A farmer wants to fence an area of 6 million square feet in a rectangular field and then divide it in half with a fence parallel to one of the sides of the rectangle. What should the lengths of the sides of the rectangular field be so as to minimize the cost of the fence?

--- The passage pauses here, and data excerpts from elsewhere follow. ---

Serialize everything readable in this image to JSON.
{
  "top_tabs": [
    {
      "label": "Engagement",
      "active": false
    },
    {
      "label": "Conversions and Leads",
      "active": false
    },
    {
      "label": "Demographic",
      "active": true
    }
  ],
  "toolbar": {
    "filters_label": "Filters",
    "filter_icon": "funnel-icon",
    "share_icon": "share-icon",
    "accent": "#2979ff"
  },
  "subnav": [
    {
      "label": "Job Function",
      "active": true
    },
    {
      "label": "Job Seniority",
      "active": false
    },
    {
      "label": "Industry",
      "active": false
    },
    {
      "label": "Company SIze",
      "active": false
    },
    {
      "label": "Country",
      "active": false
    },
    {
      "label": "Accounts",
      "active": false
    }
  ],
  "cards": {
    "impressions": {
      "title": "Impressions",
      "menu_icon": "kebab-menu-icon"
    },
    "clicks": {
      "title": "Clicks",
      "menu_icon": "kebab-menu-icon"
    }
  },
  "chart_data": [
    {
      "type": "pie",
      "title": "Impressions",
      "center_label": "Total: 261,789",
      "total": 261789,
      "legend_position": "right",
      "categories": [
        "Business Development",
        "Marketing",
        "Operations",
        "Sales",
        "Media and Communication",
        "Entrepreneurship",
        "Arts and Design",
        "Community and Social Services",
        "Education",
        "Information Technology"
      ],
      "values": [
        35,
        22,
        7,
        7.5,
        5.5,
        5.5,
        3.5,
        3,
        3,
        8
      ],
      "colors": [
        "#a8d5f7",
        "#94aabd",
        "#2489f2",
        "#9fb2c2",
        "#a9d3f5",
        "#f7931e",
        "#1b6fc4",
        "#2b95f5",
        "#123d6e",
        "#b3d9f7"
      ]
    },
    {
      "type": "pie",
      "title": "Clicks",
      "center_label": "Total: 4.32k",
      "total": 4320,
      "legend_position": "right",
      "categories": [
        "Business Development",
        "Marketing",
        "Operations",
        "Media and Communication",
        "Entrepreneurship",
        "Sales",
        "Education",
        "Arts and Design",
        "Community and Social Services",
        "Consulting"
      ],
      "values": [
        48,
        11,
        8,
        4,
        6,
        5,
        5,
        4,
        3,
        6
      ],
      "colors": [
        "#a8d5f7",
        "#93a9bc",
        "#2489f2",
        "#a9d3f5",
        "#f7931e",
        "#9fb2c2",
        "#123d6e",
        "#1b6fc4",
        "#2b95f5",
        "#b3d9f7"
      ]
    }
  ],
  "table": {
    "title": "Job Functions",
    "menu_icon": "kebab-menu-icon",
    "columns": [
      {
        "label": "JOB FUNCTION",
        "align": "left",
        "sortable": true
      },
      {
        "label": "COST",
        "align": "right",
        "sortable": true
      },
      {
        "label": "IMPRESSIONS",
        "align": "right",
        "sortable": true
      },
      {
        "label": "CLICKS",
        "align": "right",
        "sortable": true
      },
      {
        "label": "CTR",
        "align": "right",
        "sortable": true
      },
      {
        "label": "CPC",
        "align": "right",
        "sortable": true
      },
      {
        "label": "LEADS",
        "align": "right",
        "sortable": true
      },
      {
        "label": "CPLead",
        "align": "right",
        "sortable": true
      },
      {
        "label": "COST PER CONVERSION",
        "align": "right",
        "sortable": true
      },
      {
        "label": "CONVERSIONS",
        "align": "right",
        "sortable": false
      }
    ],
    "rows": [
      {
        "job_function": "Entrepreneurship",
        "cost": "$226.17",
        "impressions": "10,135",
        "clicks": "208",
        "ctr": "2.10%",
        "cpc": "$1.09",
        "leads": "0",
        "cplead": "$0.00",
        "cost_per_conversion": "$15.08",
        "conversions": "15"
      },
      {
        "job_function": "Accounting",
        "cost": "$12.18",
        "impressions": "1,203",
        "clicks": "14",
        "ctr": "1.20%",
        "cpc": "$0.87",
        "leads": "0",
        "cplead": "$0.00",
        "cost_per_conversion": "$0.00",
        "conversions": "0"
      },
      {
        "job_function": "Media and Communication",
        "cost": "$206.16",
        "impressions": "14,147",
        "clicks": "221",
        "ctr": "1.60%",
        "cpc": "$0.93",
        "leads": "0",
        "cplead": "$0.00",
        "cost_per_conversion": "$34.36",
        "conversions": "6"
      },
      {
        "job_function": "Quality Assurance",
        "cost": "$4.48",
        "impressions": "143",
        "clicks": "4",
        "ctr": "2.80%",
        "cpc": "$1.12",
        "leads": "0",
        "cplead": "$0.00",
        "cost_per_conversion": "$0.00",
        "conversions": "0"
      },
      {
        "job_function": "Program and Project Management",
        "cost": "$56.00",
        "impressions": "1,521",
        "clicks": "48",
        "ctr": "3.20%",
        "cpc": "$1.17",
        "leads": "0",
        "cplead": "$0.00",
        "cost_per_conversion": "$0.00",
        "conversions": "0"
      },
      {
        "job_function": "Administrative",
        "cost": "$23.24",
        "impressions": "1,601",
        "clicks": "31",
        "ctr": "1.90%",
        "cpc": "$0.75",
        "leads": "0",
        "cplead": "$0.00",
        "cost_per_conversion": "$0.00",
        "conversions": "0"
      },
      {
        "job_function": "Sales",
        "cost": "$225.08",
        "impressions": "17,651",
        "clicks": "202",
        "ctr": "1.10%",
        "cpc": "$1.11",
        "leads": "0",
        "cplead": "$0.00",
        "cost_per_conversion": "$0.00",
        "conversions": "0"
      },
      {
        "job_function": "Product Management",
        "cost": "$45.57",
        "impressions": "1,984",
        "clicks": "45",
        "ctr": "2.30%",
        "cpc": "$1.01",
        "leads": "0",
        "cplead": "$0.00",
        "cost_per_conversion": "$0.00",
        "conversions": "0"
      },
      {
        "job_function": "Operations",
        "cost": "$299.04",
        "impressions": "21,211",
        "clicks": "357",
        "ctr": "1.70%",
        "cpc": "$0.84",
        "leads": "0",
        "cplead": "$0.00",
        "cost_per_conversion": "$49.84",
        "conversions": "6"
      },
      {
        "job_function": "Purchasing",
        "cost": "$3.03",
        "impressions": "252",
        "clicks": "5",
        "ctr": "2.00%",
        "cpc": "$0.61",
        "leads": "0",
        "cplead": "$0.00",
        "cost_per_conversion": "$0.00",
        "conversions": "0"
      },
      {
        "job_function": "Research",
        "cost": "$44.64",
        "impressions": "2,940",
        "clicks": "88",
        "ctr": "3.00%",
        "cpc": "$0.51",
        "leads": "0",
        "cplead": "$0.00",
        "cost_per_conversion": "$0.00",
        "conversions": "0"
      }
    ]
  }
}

Jason, Thy name is "convoluter".....

L = length of the field in 1000 ft

W = width of the field in 1000 ft ..... assume the divider is parallel to W

A(rea) = L * W = 6 ........................................(1)

F(encing) = 2*L + 3* W.................................(2)

form (1) → W = 6/L .......................................(3)

using (3) in (2)

F = 2*L + 18/L

\(\displaystyle \frac{dF}{dL}\) = 2 - 18/L²

for minimum 'F' → \(\displaystyle \frac{dF}{dL} = 0 \) →

2 - 18/L² = 0 → 2 = 18/L² → L² = 9 → L = 3

Using (1) → W = 2

Length of the field = 3000 ft

Width of the field = 2000 ft

 

[Jason76]

A farmer wants to fence an area of 6 million square feet in a rectangular field and then divide it in half with a fence parallel to one of the sides of the rectangle. What should the lengths of the sides of the rectangular field be so as to minimize the cost of the fence?

Given: Area

\(\displaystyle A = lw\)

\(\displaystyle 6,000,000 = lw\)

\(\displaystyle 6,000,000 = xy\)

Solve for y.

\(\displaystyle y = \dfrac{6,000,000}{x}\)

OR

\(\displaystyle y = (6,000,000)(x^{1})\)

Plug y into parameter equation

\(\displaystyle C = 3x + 2y\)

\(\displaystyle C = 3x + 2[(6,000,000)(x^{-1})]\)

\(\displaystyle C = 3x + 12,000,000 x^{-1}\) Is this right?

\(\displaystyle C' = \dfrac{d}{dx}[3x + 12,000,000 x^{-1}]\)

\(\displaystyle C' = 3 + (-12,000,000x^{-2})\) :wink: Continuing on

\(\displaystyle C' = 3 -12,000,000x^{-2})\)

\(\displaystyle 3 - 12,000,000x^{-2} = 0\)

\(\displaystyle -12,000,000x^{-2} = -3\)

\(\displaystyle x^{-2} = \dfrac{-3}{-12,000,000}\)

\(\displaystyle x^{-2} = \dfrac{3}{12,000,000}\)

\(\displaystyle (x^{-2})^{-\dfrac{1}{2}} = (\dfrac{3}{12,000,000})^{-\dfrac{1}{2}}\) Fixed problem.

\(\displaystyle (x^{-2})^{-\dfrac{1}{2}} = (\dfrac{(3)^{-\dfrac{1}{2}}}{(12,000,000)^{-\dfrac{1}{2}}})\)

\(\displaystyle x = (\dfrac{(3)^{-\dfrac{1}{2}}}{(12,000,000)^{-\dfrac{1}{2}}})\)

\(\displaystyle x = \dfrac{(12,000,000)^{1/2}}{(3)^{1/2}}\) Final answer - unless it needs more simplification and/or rewritten as square roots.

\(\displaystyle x = \dfrac{\sqrt{12,000,000}}{\sqrt{3}}\)

 

[Jason76]

Thanks Khan, it was correct. I will go thru my calculations sometime to see if I can get the same.